Host Filtering with Elasticsearch Behind Reverse Proxy


(Richard Smith) #1

I am trying to use RoR host filter with an Elasticsearch instance behind an Nginx reverse proxy.

At the moment Elasticsearch is bound to 127.0.0.1 with all traffic passed to it via Nginx.

I set the below HTTP headers and they are being passed through successfully.

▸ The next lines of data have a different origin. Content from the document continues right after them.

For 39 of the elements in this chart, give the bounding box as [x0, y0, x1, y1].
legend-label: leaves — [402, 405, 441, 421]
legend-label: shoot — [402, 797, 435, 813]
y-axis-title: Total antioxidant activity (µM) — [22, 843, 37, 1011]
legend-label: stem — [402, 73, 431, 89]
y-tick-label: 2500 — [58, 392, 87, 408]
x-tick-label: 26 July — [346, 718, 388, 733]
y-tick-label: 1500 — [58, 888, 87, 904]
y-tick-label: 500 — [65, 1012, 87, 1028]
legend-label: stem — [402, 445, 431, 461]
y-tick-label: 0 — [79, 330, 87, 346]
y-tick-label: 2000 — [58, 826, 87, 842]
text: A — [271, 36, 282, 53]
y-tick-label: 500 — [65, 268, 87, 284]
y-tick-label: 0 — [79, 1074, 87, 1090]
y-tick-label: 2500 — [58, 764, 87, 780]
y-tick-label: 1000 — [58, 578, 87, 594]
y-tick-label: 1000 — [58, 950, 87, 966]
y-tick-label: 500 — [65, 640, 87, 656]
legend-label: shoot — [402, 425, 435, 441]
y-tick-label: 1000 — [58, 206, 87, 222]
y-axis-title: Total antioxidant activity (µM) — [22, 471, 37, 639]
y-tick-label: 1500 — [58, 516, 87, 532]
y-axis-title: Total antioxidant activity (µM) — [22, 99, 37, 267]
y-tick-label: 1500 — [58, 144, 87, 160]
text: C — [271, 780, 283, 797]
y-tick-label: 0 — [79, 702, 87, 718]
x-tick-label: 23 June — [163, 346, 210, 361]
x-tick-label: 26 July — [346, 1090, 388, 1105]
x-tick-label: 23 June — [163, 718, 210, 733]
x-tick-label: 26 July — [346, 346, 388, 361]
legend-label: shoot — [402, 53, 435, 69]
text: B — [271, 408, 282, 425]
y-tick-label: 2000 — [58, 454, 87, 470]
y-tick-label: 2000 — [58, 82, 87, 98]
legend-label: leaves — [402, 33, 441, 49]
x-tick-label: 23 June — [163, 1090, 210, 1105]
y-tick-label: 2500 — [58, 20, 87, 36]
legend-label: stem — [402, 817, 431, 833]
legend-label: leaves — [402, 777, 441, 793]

proxy_set_header Host $http_host;
proxy_set_header X-Real-IP $remote_addr;
proxy_set_header X-Forwarded-For $proxy_add_x_forwarded_for;
proxy_set_header X-Forwarded-Proto $scheme;

As far as I can see, RoR is using the OA parameter, as seen in the log files, to do host IP validation which always comes through as 127.0.0.1. Is there a way to use the HTTP headers for IP validation. It would also be nice if the access index didn’t just log the origin as localhost everytime.

Can it be done?


(Simone Scarduzio) #2

Yes can be done: https://github.com/beshu-tech/readonlyrest-docs/blob/master/elasticsearch.md#x_forwarded_for


(Richard Smith) #3

Thought it would be easy. Thanks.


(Richard Smith) #4

In order to add the x-forwarded-for ip to the logs do I need to write my own audit log serializer?


(Simone Scarduzio) #5

In the JSON audit log we write in the indices, we have a “xff” field that shows the X-Forwarded-For value. I will add it to the regular logs too.